Nos habíamos conocido porque las respectivas direcciones partidarias nos habían encargado aprovechar nuestra presencia en la isla por tratamiento médico (él se reponía de heridas recibidas en la ofensiva general del Farabundo, de noviembre del ’98 y yo de un injerto de córneas, recibido en el Hospital Almeijeras de La Habana) para  impulsar la difusión de la llamada Carta de los Cinco.

Un documento de resistencia cultural revolucionaria -acaso el único escrito por esos días en el espacio del movimiento comunista internacional- elaborado por Shafik, Patricio y los cubanos del Departamento de América que dirigía Piñeyro.

Hubo desde el principio como una sintonía que se hizo amistad;  enseguida surgió una relación que superaba lo formal. Un día me preguntó si quería conocer a Shafik, que iba a pasar por La Habana y si yo quería, armaba un encuentro con él.  Para mí era como conocer a Fidel o al Che; o a Lenin.

Para los que nos enamoramos del viraje, Shafik era el ejemplo más convincente de que un comunista como nosotros, podía ser un revolucionario consecuente, un comandante guerrillero, un tipo respetado por el pueblo y por los que pelean. Shafik había sido secretario del Partido Comunista Salvadoreño, había estudiado en las mismas escuelas que nosotros, había leído lo mismo que nosotros, y si él había podido, ¿por qué pensar que nosotros no?
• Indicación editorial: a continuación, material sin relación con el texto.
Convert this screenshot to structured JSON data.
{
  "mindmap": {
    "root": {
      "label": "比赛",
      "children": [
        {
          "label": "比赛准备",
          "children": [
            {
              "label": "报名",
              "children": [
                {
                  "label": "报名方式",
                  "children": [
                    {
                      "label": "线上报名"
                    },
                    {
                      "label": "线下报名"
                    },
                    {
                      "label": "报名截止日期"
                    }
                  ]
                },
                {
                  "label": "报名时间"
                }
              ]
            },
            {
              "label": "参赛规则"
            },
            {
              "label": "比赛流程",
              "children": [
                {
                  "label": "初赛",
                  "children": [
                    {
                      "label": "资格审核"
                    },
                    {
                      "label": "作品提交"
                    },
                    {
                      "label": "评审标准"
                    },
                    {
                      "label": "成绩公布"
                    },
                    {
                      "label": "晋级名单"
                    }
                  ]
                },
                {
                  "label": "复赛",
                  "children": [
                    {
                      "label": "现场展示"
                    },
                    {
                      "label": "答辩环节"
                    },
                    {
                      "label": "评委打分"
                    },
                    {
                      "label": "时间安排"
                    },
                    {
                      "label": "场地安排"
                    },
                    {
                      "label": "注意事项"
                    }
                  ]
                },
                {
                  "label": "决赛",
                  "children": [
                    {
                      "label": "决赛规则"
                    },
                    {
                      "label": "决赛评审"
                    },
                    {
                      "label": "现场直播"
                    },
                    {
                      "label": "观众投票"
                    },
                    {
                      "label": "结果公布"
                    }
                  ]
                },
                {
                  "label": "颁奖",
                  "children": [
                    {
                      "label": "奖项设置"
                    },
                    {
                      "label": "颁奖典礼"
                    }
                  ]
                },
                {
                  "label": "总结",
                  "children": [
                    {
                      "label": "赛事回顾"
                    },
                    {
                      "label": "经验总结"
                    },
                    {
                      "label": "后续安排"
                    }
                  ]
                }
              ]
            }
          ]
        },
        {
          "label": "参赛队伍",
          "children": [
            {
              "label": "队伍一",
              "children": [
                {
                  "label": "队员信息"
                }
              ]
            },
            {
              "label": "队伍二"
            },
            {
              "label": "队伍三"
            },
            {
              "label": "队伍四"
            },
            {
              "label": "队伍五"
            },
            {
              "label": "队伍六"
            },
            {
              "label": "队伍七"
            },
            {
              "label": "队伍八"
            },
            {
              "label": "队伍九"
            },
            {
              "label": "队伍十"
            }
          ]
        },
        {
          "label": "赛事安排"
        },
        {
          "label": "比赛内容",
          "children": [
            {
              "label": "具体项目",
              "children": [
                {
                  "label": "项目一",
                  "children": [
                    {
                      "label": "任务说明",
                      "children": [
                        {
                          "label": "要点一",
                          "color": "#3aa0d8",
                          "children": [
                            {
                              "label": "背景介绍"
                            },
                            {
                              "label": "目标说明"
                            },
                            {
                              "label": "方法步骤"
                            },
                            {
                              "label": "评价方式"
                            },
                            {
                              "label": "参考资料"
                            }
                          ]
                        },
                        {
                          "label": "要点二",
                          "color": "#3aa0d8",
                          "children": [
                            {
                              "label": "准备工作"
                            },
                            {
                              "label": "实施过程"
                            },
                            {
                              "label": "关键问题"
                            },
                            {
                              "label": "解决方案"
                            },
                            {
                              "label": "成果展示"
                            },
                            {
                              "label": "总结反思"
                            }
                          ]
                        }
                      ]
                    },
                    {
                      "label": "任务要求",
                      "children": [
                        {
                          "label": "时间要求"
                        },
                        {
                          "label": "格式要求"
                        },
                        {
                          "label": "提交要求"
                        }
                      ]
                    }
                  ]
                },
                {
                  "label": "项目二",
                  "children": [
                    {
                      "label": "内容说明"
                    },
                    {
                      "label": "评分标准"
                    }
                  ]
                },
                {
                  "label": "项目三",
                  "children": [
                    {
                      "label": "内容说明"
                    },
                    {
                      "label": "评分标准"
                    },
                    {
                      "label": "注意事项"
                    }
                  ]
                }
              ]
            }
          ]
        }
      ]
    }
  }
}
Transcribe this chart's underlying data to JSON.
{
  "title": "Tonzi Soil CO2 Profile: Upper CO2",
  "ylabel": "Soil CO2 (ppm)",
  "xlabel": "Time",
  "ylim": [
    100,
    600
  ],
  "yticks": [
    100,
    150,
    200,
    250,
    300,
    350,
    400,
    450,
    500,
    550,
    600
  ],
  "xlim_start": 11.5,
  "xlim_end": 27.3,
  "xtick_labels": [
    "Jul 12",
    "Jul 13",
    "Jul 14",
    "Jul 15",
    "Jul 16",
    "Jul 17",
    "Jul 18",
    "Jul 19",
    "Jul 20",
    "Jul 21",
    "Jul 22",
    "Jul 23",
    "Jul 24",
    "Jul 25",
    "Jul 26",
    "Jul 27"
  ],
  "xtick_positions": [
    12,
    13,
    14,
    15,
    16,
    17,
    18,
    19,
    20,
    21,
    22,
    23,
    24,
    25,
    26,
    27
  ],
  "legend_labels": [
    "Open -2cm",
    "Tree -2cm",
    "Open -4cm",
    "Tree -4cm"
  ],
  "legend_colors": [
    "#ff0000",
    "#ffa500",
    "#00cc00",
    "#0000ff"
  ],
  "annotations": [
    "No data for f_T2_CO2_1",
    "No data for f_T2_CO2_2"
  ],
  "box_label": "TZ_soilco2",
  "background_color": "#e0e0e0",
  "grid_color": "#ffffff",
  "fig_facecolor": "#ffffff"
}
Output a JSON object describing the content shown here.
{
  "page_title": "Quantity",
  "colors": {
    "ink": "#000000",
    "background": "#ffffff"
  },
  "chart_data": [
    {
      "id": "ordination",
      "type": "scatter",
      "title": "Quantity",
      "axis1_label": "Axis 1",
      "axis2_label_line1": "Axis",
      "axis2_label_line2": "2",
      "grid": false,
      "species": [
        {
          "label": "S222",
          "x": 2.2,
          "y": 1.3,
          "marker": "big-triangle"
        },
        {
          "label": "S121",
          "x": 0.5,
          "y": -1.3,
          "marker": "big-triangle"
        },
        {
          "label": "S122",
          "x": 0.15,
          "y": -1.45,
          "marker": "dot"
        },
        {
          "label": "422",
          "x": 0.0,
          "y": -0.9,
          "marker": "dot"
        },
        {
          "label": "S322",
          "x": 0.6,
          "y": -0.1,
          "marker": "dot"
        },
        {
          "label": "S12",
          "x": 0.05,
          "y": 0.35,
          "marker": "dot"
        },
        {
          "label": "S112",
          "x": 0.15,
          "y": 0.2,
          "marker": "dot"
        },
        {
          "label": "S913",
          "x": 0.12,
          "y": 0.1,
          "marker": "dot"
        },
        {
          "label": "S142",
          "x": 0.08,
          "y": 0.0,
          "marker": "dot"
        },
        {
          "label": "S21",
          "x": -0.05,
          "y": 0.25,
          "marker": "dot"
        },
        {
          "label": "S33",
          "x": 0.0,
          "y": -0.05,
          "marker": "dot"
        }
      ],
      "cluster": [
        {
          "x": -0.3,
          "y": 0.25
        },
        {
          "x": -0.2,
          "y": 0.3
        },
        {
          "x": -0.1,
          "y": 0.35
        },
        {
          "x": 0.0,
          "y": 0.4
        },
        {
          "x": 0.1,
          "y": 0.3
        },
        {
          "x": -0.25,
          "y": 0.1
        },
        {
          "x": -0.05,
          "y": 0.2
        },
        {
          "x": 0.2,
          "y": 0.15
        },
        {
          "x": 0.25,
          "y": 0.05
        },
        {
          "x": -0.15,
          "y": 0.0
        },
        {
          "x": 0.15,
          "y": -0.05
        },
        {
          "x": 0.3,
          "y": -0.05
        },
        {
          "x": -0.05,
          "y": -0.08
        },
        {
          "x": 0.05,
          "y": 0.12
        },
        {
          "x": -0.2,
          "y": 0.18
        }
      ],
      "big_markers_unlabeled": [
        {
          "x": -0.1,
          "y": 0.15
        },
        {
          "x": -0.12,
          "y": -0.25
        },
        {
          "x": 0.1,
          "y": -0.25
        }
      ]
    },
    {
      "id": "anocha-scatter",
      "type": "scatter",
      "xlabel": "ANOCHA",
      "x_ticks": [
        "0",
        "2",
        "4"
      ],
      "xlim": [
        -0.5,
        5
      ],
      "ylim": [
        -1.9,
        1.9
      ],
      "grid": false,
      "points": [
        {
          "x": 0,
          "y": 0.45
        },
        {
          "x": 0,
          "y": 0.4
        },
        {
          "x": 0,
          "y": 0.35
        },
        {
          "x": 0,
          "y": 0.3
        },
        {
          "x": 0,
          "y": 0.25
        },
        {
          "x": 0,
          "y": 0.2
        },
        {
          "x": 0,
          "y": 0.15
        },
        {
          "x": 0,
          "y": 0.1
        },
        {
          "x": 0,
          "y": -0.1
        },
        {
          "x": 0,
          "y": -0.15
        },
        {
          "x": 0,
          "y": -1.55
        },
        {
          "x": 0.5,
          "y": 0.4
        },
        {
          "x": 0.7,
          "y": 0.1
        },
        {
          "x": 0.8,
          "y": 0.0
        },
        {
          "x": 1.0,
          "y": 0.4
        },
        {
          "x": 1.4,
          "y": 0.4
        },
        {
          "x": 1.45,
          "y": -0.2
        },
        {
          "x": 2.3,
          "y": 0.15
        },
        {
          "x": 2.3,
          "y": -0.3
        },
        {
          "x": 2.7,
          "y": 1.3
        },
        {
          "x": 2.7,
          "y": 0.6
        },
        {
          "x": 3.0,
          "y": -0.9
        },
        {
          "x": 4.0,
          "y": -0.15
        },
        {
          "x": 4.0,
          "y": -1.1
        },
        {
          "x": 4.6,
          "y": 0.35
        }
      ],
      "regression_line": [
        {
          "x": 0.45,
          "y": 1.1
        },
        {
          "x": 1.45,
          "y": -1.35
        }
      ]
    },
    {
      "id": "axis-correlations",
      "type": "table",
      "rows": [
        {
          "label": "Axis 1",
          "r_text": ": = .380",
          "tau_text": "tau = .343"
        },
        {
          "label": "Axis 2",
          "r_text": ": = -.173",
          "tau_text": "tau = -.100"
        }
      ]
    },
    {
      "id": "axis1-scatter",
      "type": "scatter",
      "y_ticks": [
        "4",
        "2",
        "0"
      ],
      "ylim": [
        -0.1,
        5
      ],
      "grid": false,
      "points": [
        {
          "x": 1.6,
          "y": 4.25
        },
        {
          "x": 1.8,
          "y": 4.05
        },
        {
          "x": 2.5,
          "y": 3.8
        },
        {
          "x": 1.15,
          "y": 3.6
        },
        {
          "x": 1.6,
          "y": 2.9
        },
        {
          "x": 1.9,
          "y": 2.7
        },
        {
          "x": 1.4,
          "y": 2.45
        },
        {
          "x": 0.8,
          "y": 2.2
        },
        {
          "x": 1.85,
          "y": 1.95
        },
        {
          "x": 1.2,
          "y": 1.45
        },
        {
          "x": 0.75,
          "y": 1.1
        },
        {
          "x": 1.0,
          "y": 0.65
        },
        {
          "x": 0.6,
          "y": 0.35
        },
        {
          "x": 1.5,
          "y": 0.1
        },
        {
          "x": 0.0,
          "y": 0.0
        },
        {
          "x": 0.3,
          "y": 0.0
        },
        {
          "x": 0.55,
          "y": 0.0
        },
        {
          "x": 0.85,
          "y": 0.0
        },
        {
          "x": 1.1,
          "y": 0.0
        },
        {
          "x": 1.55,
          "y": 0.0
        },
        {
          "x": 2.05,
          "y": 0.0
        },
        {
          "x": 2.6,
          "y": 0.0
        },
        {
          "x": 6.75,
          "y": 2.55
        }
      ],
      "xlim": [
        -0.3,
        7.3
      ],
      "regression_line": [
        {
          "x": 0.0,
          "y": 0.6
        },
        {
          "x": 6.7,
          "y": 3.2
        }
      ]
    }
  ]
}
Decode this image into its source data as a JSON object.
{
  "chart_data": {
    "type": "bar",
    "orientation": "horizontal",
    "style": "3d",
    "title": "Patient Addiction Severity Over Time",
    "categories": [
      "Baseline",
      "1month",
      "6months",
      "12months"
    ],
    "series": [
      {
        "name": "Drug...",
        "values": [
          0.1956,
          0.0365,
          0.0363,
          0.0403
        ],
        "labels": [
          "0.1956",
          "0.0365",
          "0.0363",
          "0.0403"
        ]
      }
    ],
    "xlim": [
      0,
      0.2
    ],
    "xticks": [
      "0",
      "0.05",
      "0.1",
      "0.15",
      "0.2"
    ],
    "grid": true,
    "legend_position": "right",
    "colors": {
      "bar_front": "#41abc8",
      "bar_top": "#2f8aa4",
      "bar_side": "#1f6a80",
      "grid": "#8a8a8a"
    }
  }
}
Corriendo le dije que sí e hicimos planes: como yo vivía cerca de la Plaza de la Revolución y del edificio gubernamental donde Shafik tenía que concurrir, planeamos que a la salida lo traerían a casa por un par de horas. Liquidamos los últimos dólares que teníamos, Mary cocinó todo lo que sabía y compramos bastante ron del bueno.

Pero se desató una tormenta de esas caribeñas, el vuelo de Shafik se atrasó y los planes de conocerlo fracasaron.

Mauricio vino a  avisarnos y se quedó con nosotros, llovía como nunca y teníamos toda la comida  y todo el ron que habíamos acumulado para la ocasión. Primero Mauricio me habló de Marcelo (76), de que él había dirigido la escuela política militar donde Marcelo había completado su preparación, y había estado con él, la noche antes del combate en que perdió la vida. También me explicó como nos veían los salvadoreños a los argentinos: rubios, grandotes que comen mucha carne, y de cómo Marcelo pudo cambiar esa imagen gracias a su esfuerzo y su humildad.

Y después me contó que la crisis del Muro había afectado a todos.

Que algunos de sus oficiales se bajaron de la montaña y pusieron un kiosco. Sí, un kiosco; igual que cuando el comandante montonero santafesino Jorge Obeid se quebró y puso un kiosco en un pueblito del norte de la provincia antes de iniciar su destellante carrera política que terminó en el cargo de gobernador de la provincia y fugaz ministro del presidente Rodríguez Saa.

Y que no era cierto que los problemas de un Partido se debieran a la malicie o impericia de un compañero u otro. Que estaba en crisis una cultura política, y  había que renovarla. Y para hacer eso el arma principal era la ética, la dignidad, la identidad militante.

Que me olvidara de los cargos y los honores, que para reconstruir el ideal no eran imprescindibles y que hasta podían llegar a confundir la tarea.

Yo no lo sabía, pero aquel domingo de agosto del ’92 cuando emprendí la lucha contra la impunidad de Brusa estaba, así sea de un modo muy  modesto, aportando a reconstruir el ideal.

La lucha por la memoria iba a terminar reconstruyendo mi propia identidad militante y aportando a recuperar el ideal colectivo de la generación de los ’70, el de mi Partido y el de la izquierda.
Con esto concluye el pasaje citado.